I've not read the two novels he was working on for years, the two he published simultaneously before he died--"The Passenger," and "Stella Maris."  When "No Country for Old Men" was published, I was startled at first by the seismic change in sentence structure and writing style.  But it was apropos.  I got it.  I thought it was brilliant.  

When "The Road" was published, it got rave reviews.  I thought it was an unreadable bore.  Years passed.  McCarthy was now famous and wealthy.  I remember seeing him with his young son when "No Country for Old Men" was nominated for eight Oscar awards.  It won four including  Best Picture, Best Director, Best Supporting Actor, and Best Adapted Screenplay.  At the start of the show, McCarthy looked silly proud in his tuxedo, smiling like a movie star.  In the four acceptance speeches, nobody, not one person, thanked or even mentioned him.  His smile faded, his head seemed to flatten.  The last shot I remember them showing of him was with his teeth clenched, his grin a secret grimace.  

All press reports were about his Fellowship at the Santa Fe Institute.  He was, they said, enthralled by his fellow geniuses, great mathematicians and scientists.  It seemed wrong. . . completely.  

I don't think I will ever be able to read his final novels.  

But. . . I am envious of this fuck (link).  Vincenzo Barney.  

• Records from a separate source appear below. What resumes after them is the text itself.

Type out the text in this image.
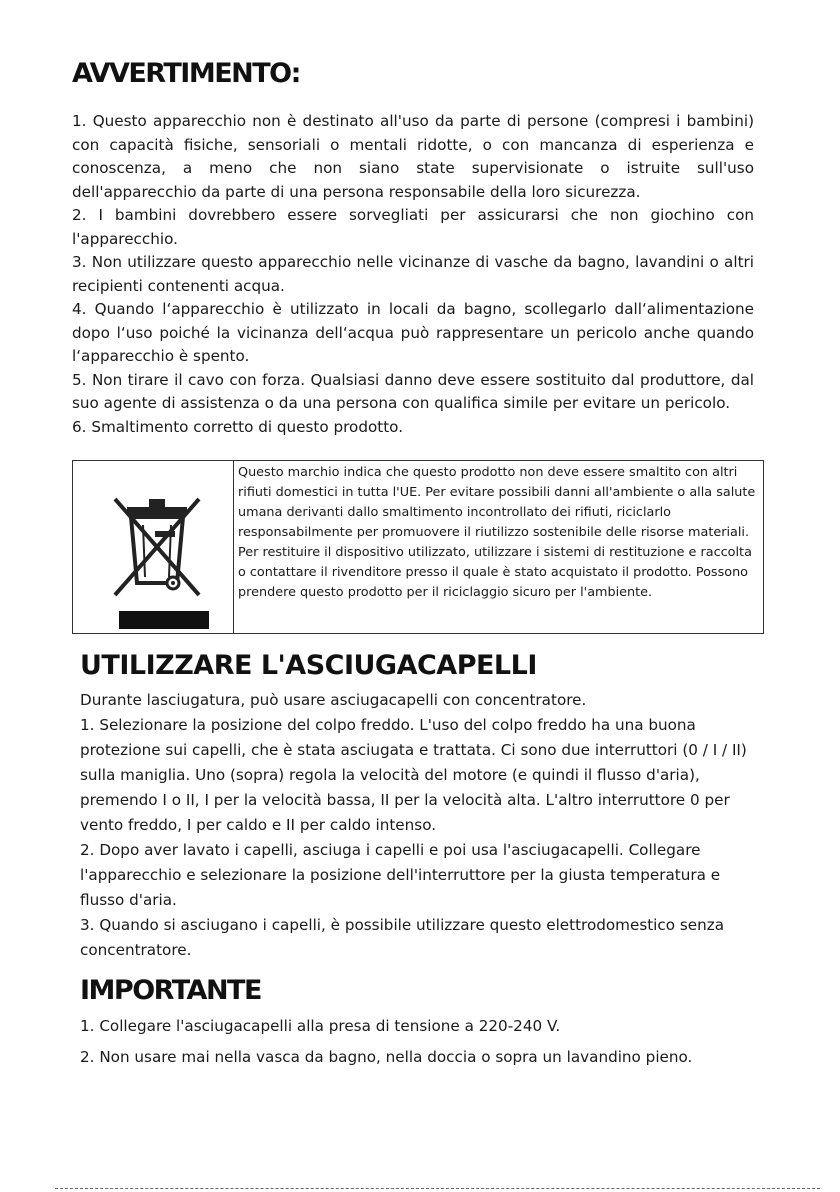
AVVERTIMENTO:

1. Questo apparecchio non è destinato all'uso da parte di persone (compresi i bambini) con capacità fisiche, sensoriali o mentali ridotte, o con mancanza di esperienza e conoscenza, a meno che non siano state supervisionate o istruite sull'uso dell'apparecchio da parte di una persona responsabile della loro sicurezza.

2. I bambini dovrebbero essere sorvegliati per assicurarsi che non giochino con l'apparecchio.

3. Non utilizzare questo apparecchio nelle vicinanze di vasche da bagno, lavandini o altri recipienti contenenti acqua.

4. Quando l‘apparecchio è utilizzato in locali da bagno, scollegarlo dall‘alimentazione dopo l‘uso poiché la vicinanza dell‘acqua può rappresentare un pericolo anche quando l‘apparecchio è spento.

5. Non tirare il cavo con forza. Qualsiasi danno deve essere sostituito dal produttore, dal suo agente di assistenza o da una persona con qualifica simile per evitare un pericolo.

6. Smaltimento corretto di questo prodotto.

	Questo marchio indica che questo prodotto non deve essere smaltito con altri rifiuti domestici in tutta l'UE. Per evitare possibili danni all'ambiente o alla salute umana derivanti dallo smaltimento incontrollato dei rifiuti, riciclarlo responsabilmente per promuovere il riutilizzo sostenibile delle risorse materiali. Per restituire il dispositivo utilizzato, utilizzare i sistemi di restituzione e raccolta o contattare il rivenditore presso il quale è stato acquistato il prodotto. Possono prendere questo prodotto per il riciclaggio sicuro per l'ambiente.
UTILIZZARE L'ASCIUGACAPELLI

Durante lasciugatura, può usare asciugacapelli con concentratore.

1. Selezionare la posizione del colpo freddo. L'uso del colpo freddo ha una buona protezione sui capelli, che è stata asciugata e trattata. Ci sono due interruttori (0 / I / II) sulla maniglia. Uno (sopra) regola la velocità del motore (e quindi il flusso d'aria), premendo I o II, I per la velocità bassa, II per la velocità alta. L'altro interruttore 0 per vento freddo, I per caldo e II per caldo intenso.

2. Dopo aver lavato i capelli, asciuga i capelli e poi usa l'asciugacapelli. Collegare l'apparecchio e selezionare la posizione dell'interruttore per la giusta temperatura e flusso d'aria.

3. Quando si asciugano i capelli, è possibile utilizzare questo elettrodomestico senza concentratore.

IMPORTANTE

1. Collegare l'asciugacapelli alla presa di tensione a 220-240 V.

2. Non usare mai nella vasca da bagno, nella doccia o sopra un lavandino pieno.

He's the author of the article.  He's the one who Augusta Britt is confiding to.  They feel a kinship, he says.  Biographers are seeking her out, but she is only confiding in him.  So he writes.  I looked him up.  He has a subscription page on Substack.  I went to it, but I would be required to pay a monthly fee to read his articles.  I declined.  Later, I got this in my email.  In part, 

So you’re a fan, huh? I have a few others too: best-selling novelist Jonathan Lethem and co-founder of Los Angeles Review of Books and novelist Matthew Specktor. (See their endorsements on my About page.)

It’s protocol in these emails to implore you to upgrade to a paid subscription for all my brilliant bonus content—but I’d rather take this moment to just say thank you. You see, I’m a young, ambitious, energetic, impoverished (don’t quote me here) writer who dreams of writing my best for you. I will howl into the void if I have to, but I would much rather hear your voices than my own echoes. For standing here with me, I am forever grateful.

I employed a fellow who has written much for many publications of similar or greater quality than Barney, but the demise of print has cost him much, and he, too, I believe, has taken to Substack.  Fuck. . . I should move my blog there.  Would you pay $5/month to read this?  

Ha!

I will write him.  

"Dear Mr. Barney.  I am indeed, and have for many, many years, been howling into the void.  If you would like to join me for no money at all, you can read me here (link) (link).  For nothing at all, you could join my tens of readers monthly.  It is an awkward, un-edited, unrevised thing, but you can pretty much count on it daily.  With illustrations.  I look forward to seeing you there."

O.K.  Yea.  I'm jealous of the young shit.  Rather, who I should be contacting is Augusta Britt.  

"Dear Ms. Britt, 

We must meet.  You don't know me, but I have just become aware of you through Mr. Barney's Vanity Fair article.  It was good, but I am certain you will enjoy my company at least as much as you do his.  I have lived a good bit and am sure you will find I have more gravitas than he.  I am confident you will want to confide in me.  We share somewhat similar stories.  I look forward to hearing from you.  Best. . . ."

 I should go back on the hooch again.  My mind is becoming strangely active.  It is disconcerting.